$1 margaritas. This happy hour needs to end.
I know for sure he's a bro because he closed the door so my gf didn't see me hooking up with her cousin.
My neighbor is on the his front porch in a robe dipping a popsicle into what appears to be vodka. I want to be his son.
Second wave of rafting ended in a concussion. Don't worry though, the paramedic says it's still not considered a DUI.
What I love about college? The kid tripping balls has a kayak made readily available to him on any given Wednesday, Saturday, or Sunday.
Um. That's my cat Laura. You put my cat in your mouth, and then you put my cat in your purse.
I knew you would eventually ask my secret. Pedialite mix drinks. Works wonders.
Running into your random closeted hookup from last night is really awkward when you have to sit next to him and his girlfriend in a 200 person class.
I think they were making kool-aid in my bed. There is lots of sugar and my hands and face are stained blue.
Almost there.
define "almost". like I have enough time to watch a youtube video or oh shit, put on some goddamn pants because they're in the driveway.

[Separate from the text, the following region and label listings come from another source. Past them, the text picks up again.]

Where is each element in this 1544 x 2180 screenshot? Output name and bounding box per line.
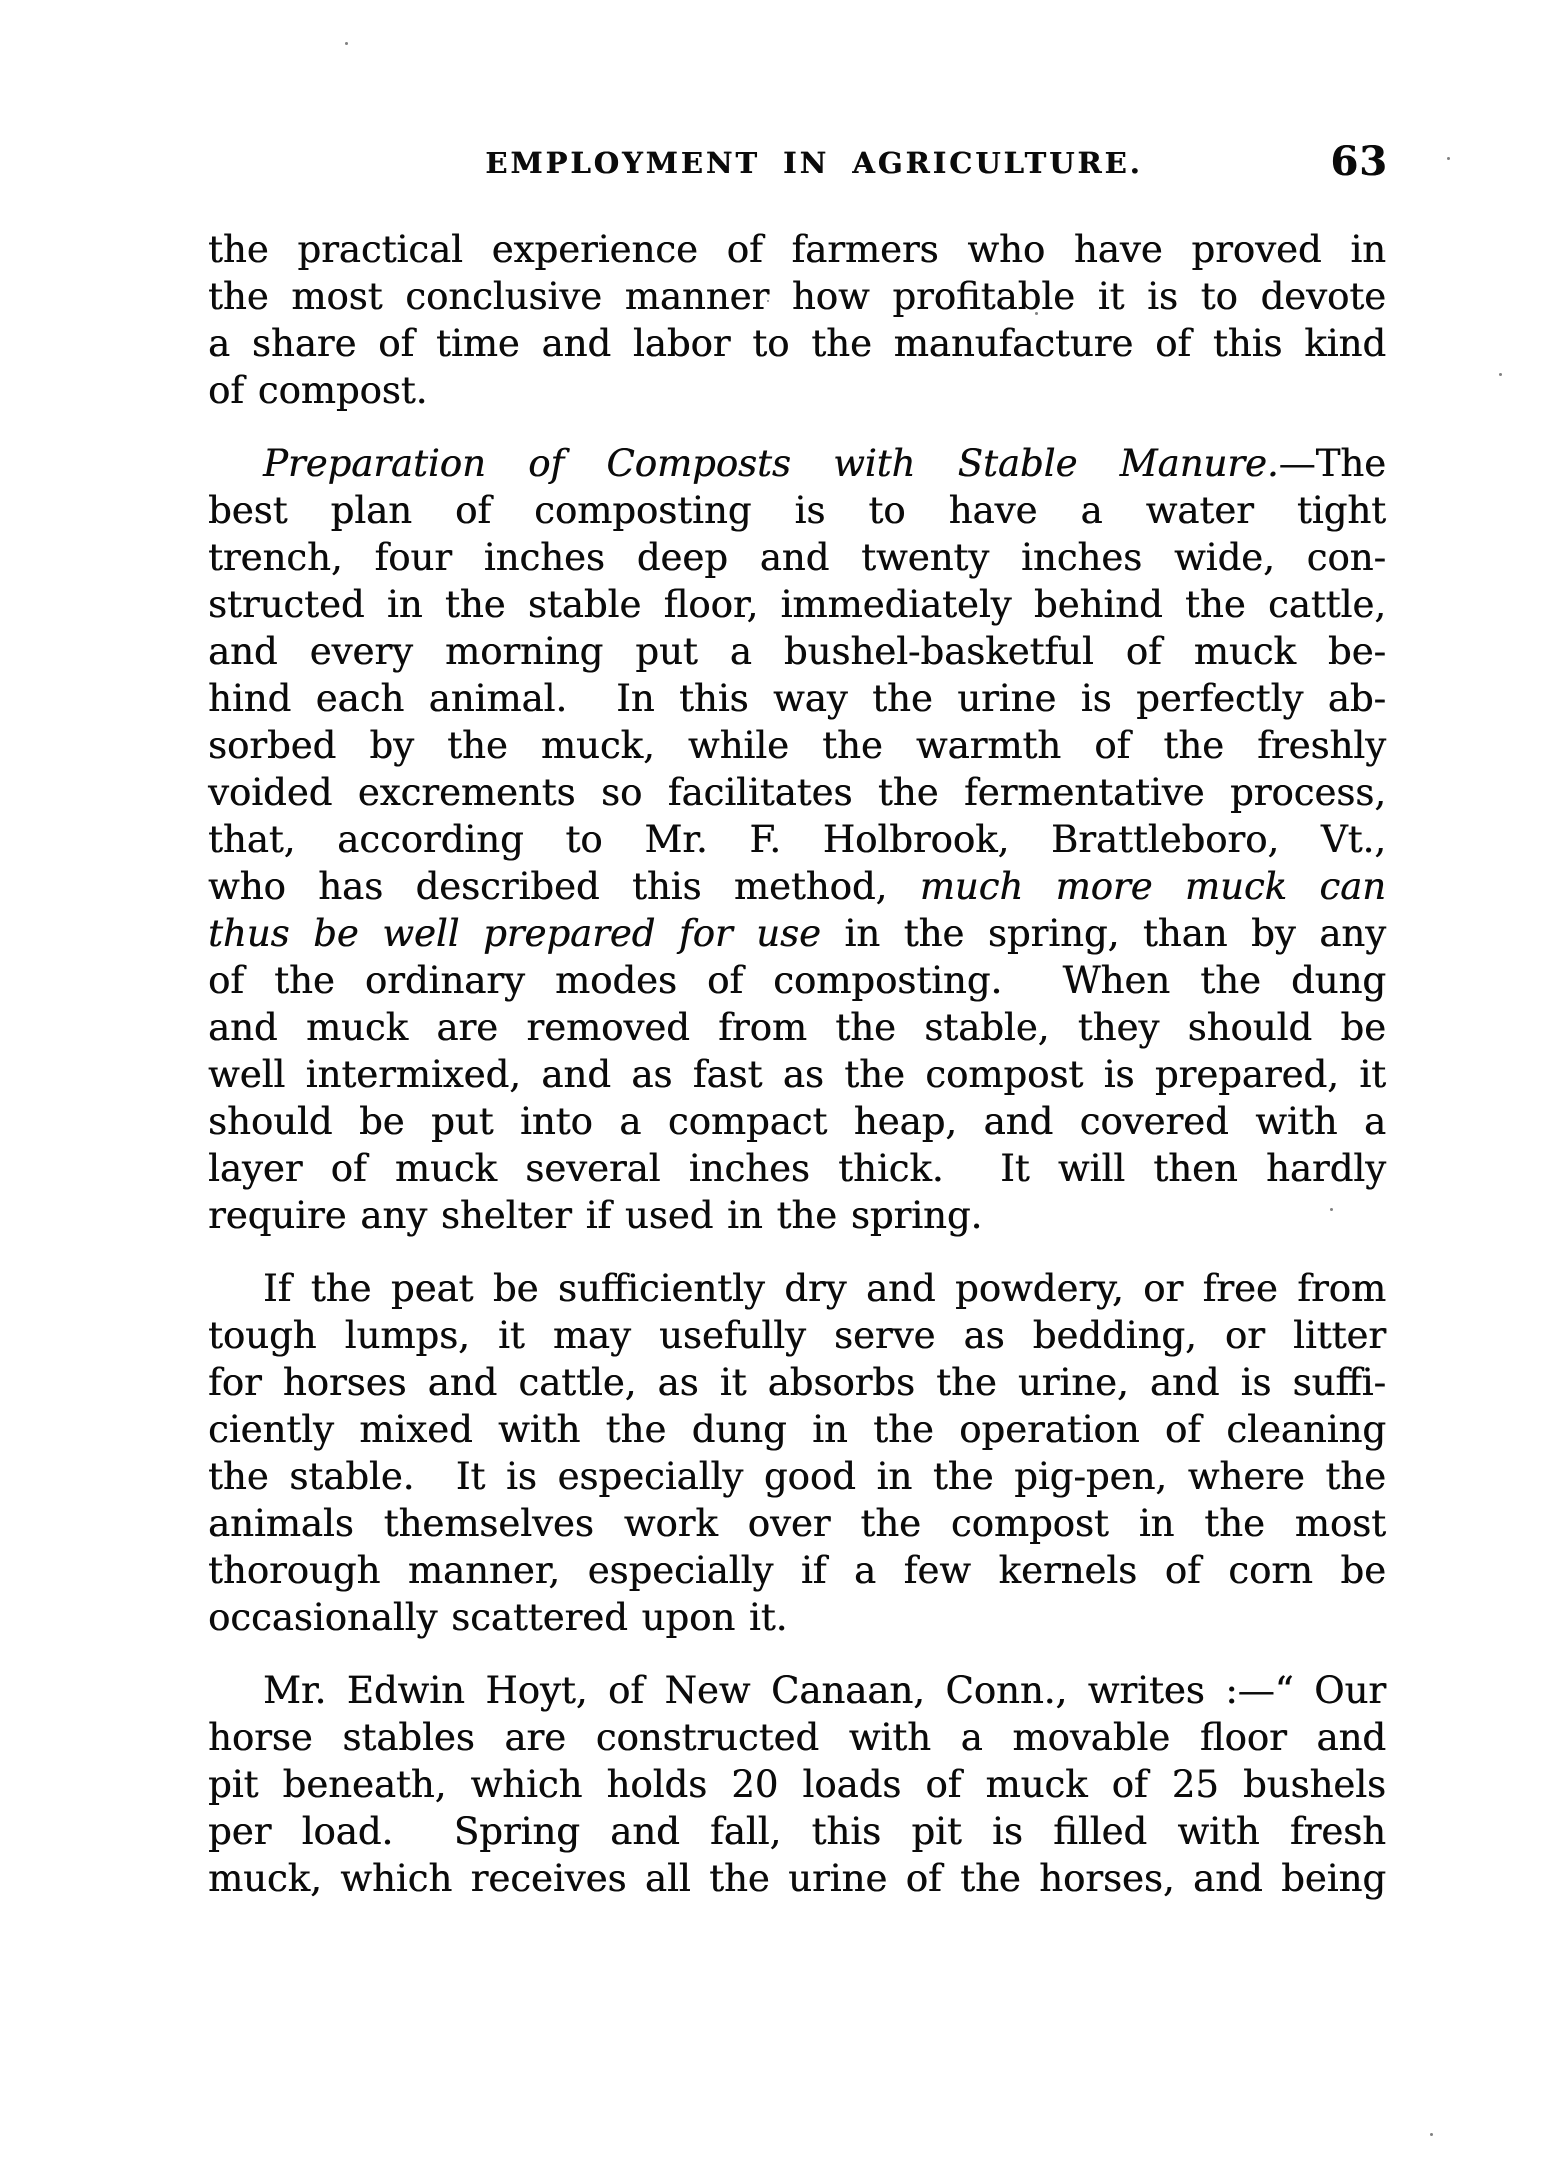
roman-text: per load. Spring and fall, this pit is f… — [208, 1810, 1386, 1853]
roman-text: and every morning put a bushel-basketful… — [208, 630, 1386, 673]
roman-text: structed in the stable floor, immediatel… — [208, 583, 1386, 626]
roman-text: animals themselves work over the compost… — [208, 1502, 1386, 1545]
paragraph: Preparation of Composts with Stable Manu… — [208, 440, 1386, 1239]
book-page: EMPLOYMENT IN AGRICULTURE. 63 the practi… — [0, 0, 1544, 2180]
italic-text: thus be well prepared for use — [208, 912, 821, 955]
page-content: EMPLOYMENT IN AGRICULTURE. 63 the practi… — [208, 146, 1386, 1902]
scan-speck — [345, 42, 348, 45]
roman-text: should be put into a compact heap, and c… — [208, 1100, 1386, 1143]
roman-text: Mr. Edwin Hoyt, of New Canaan, Conn., wr… — [263, 1669, 1386, 1712]
scan-speck — [1499, 373, 1502, 376]
scan-speck — [1430, 2133, 1433, 2136]
scan-speck — [1035, 312, 1038, 315]
roman-text: thorough manner, especially if a few ker… — [208, 1549, 1386, 1592]
text-line: and every morning put a bushel-basketful… — [208, 628, 1386, 675]
text-line: best plan of composting is to have a wat… — [208, 487, 1386, 534]
roman-text: for horses and cattle, as it absorbs the… — [208, 1361, 1386, 1404]
paragraph: If the peat be sufficiently dry and powd… — [208, 1265, 1386, 1641]
page-number: 63 — [1330, 138, 1388, 185]
text-line: the most conclusive manner how profitabl… — [208, 273, 1386, 320]
text-line: thorough manner, especially if a few ker… — [208, 1547, 1386, 1594]
roman-text: hind each animal. In this way the urine … — [208, 677, 1386, 720]
roman-text: the practical experience of farmers who … — [208, 228, 1386, 271]
text-line: occasionally scattered upon it. — [208, 1594, 1386, 1641]
scan-speck — [767, 300, 769, 302]
roman-text: that, according to Mr. F. Holbrook, Brat… — [208, 818, 1386, 861]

I am a 5'4" ball of sexual frustration and vodka. It is that kind of night.
The inflatable penis from those pics was mine... We broke him that night
My book, "How to Live With a Huge Penis" was delivered today. Can't wait to read it in public.
Idk. The bad part of me thinks it's a good idea. The bad part is also the stupid part.
I know right. I don't even want to have sex today. I did anyway but that's besides the point.